Adolescent pregnancy is a major contributor to maternal and child mortality, and to the vicious cycle of ill-health and poverty. The Global strategy for women’s and children’s health, launched by the United Nations Secretary-General in 2010, stresses the importance of addressing the health and welfare of adolescent girls in order to achieve the fifth Millennium Development Goal on maternal mortality reduction.
In May 2011, the World Health Assembly adopted a resolution urging Member States to accelerate actions to improve the health of young people. It included these specific measures:
- reviewing and revising policies to protect young people from early child-bearing;
- providing access to contraception and reproductive health care services; and
- promoting access to accurate information on sexual and reproductive health.

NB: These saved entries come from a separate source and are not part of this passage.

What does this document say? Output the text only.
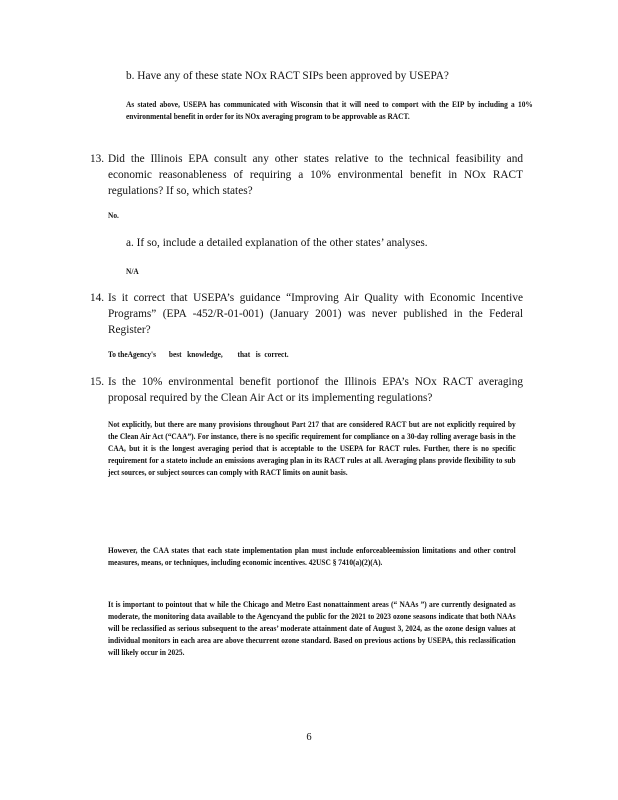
b. Have any of these state NOx RACT SIPs been approved by USEPA?
As stated above, USEPA has communicated with Wisconsin that it will need to comport with the EIP by including a 10% environmental benefit in order for its NOx averaging program to be approvable as RACT.
13. Did the Illinois EPA consult any other states relative to the technical feasibility and economic reasonableness of requiring a 10% environmental benefit in NOx RACT regulations? If so, which states?
No.
a. If so, include a detailed explanation of the other states’ analyses.
N/A
14. Is it correct that USEPA’s guidance “Improving Air Quality with Economic Incentive Programs” (EPA -452/R-01-001) (January 2001) was never published in the Federal Register?
To theAgency's       best   knowledge,        that   is  correct.
15. Is the 10% environmental benefit portionof the Illinois EPA’s NOx RACT averaging proposal required by the Clean Air Act or its implementing regulations?
Not explicitly, but there are many provisions throughout Part 217 that are considered RACT but are not explicitly required by the Clean Air Act (“CAA”). For instance, there is no specific requirement for compliance on a 30-day rolling average basis in the CAA, but it is the longest averaging period that is acceptable to the USEPA for RACT rules. Further, there is no specific requirement for a stateto include an emissions averaging plan in its RACT rules at all. Averaging plans provide flexibility to sub ject sources, or subject sources can comply with RACT limits on aunit basis.
However, the CAA states that each state implementation plan must include enforceableemission limitations and other control measures, means, or techniques, including economic incentives. 42USC § 7410(a)(2)(A).
It is important to pointout that w hile the Chicago and Metro East nonattainment areas (“ NAAs ”) are currently designated as moderate, the monitoring data available to the Agencyand the public for the 2021 to 2023 ozone seasons indicate that both NAAs will be reclassified as serious subsequent to the areas’ moderate attainment date of August 3, 2024, as the ozone design values at individual monitors in each area are above thecurrent ozone standard. Based on previous actions by USEPA, this reclassification will likely occur in 2025.
6
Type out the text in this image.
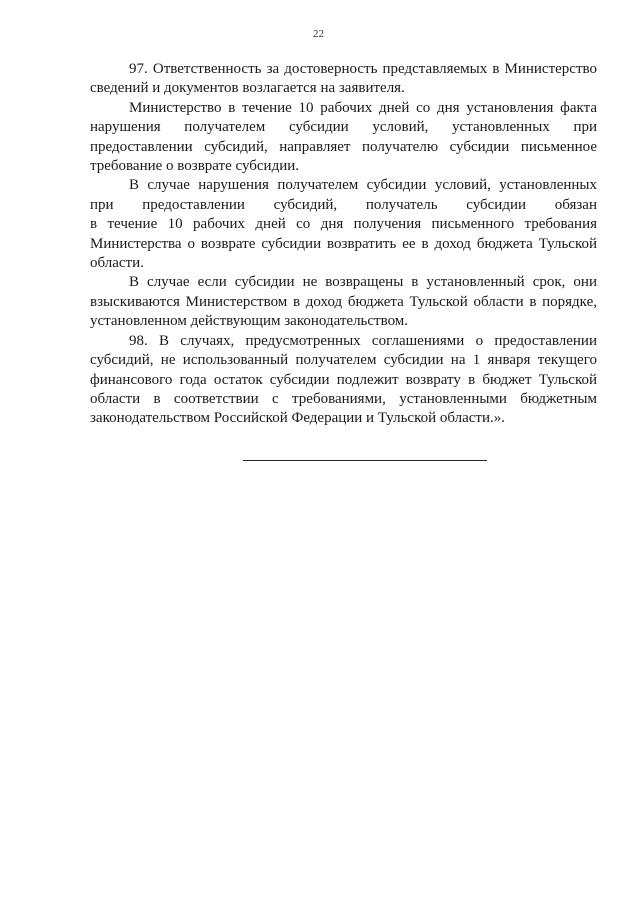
22

97. Ответственность за достоверность представляемых в Министерство
сведений и документов возлагается на заявителя.

Министерство в течение 10 рабочих дней со дня установления факта
нарушения получателем субсидии условий, установленных при
предоставлении субсидий, направляет получателю субсидии письменное
требование о возврате субсидии.

В случае нарушения получателем субсидии условий, установленных
при предоставлении субсидий, получатель субсидии обязан
в течение 10 рабочих дней со дня получения письменного требования
Министерства о возврате субсидии возвратить ее в доход бюджета Тульской
области.

В случае если субсидии не возвращены в установленный срок, они
взыскиваются Министерством в доход бюджета Тульской области в порядке,
установленном действующим законодательством.

98. В случаях, предусмотренных соглашениями о предоставлении
субсидий, не использованный получателем субсидии на 1 января текущего
финансового года остаток субсидии подлежит возврату в бюджет Тульской
области в соответствии с требованиями, установленными бюджетным
законодательством Российской Федерации и Тульской области.».
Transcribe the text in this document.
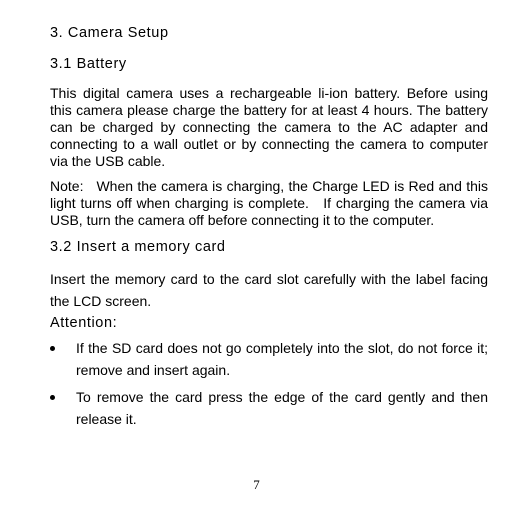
3. Camera Setup
3.1 Battery

This digital camera uses a rechargeable li-ion battery. Before using this camera please charge the battery for at least 4 hours. The battery can be charged by connecting the camera to the AC adapter and connecting to a wall outlet or by connecting the camera to computer via the USB cable.

Note:   When the camera is charging, the Charge LED is Red and this light turns off when charging is complete.   If charging the camera via USB, turn the camera off before connecting it to the computer.

3.2 Insert a memory card

Insert the memory card to the card slot carefully with the label facing the LCD screen.

Attention:
If the SD card does not go completely into the slot, do not force it; remove and insert again.
To remove the card press the edge of the card gently and then release it.
7
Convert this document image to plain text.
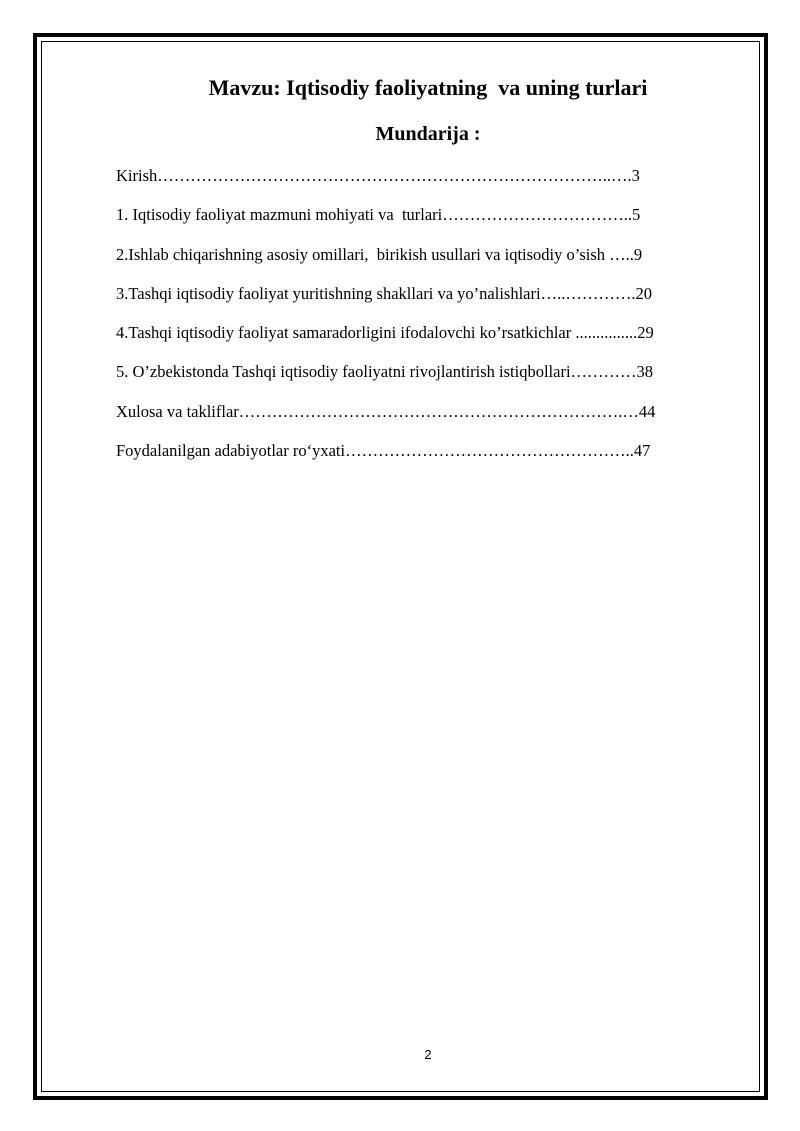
Mavzu: Iqtisodiy faoliyatning  va uning turlari
Mundarija :
Kirish………………………………………………………………………..….3
1. Iqtisodiy faoliyat mazmuni mohiyati va  turlari……………………………..5
2.Ishlab chiqarishning asosiy omillari,  birikish usullari va iqtisodiy o’sish …..9
3.Tashqi iqtisodiy faoliyat yuritishning shakllari va yo’nalishlari…..………….20
4.Tashqi iqtisodiy faoliyat samaradorligini ifodalovchi ko’rsatkichlar ...............29
5. O’zbekistonda Tashqi iqtisodiy faoliyatni rivojlantirish istiqbollari…………38
Xulosa va takliflar…………………………………………………………….…44
Foydalanilgan adabiyotlar ro‘yxati……………………………………………..47
2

WHO published guidelines on how to prevent early pregnancies and poor reproductive outcomes among adolescents in low- and middle-income countries. Prepared in partnership with the United Nations Population Fund (UNFPA), the guidelines were based on a systematic review of the existing research as well as consultation with policy-makers, programme managers and front-line health workers. They contain evidence-based recommendations on actions that countries can take, targeting six key objectives:
- reducing marriage before the age of 18;
- creating understanding and support to reduce pregnancy before the age of 20;
- increasing the use of contraception by adolescents at risk of unintended pregnancy;
- reducing coerced sex among adolescents;
- reducing unsafe abortion among adolescents;
- increasing the use of skilled antenatal, childbirth and postnatal care among adolescents.
In addition to calling for action to prevent adolescent pregnancies, the guidelines and accompanying policy briefs call for further research and set out directions for this to take.
A report on Early marriages, adolescent and young pregnancies for the Sixty-fifth World Health Assembly to be held in May 2012 refers to the guidelines.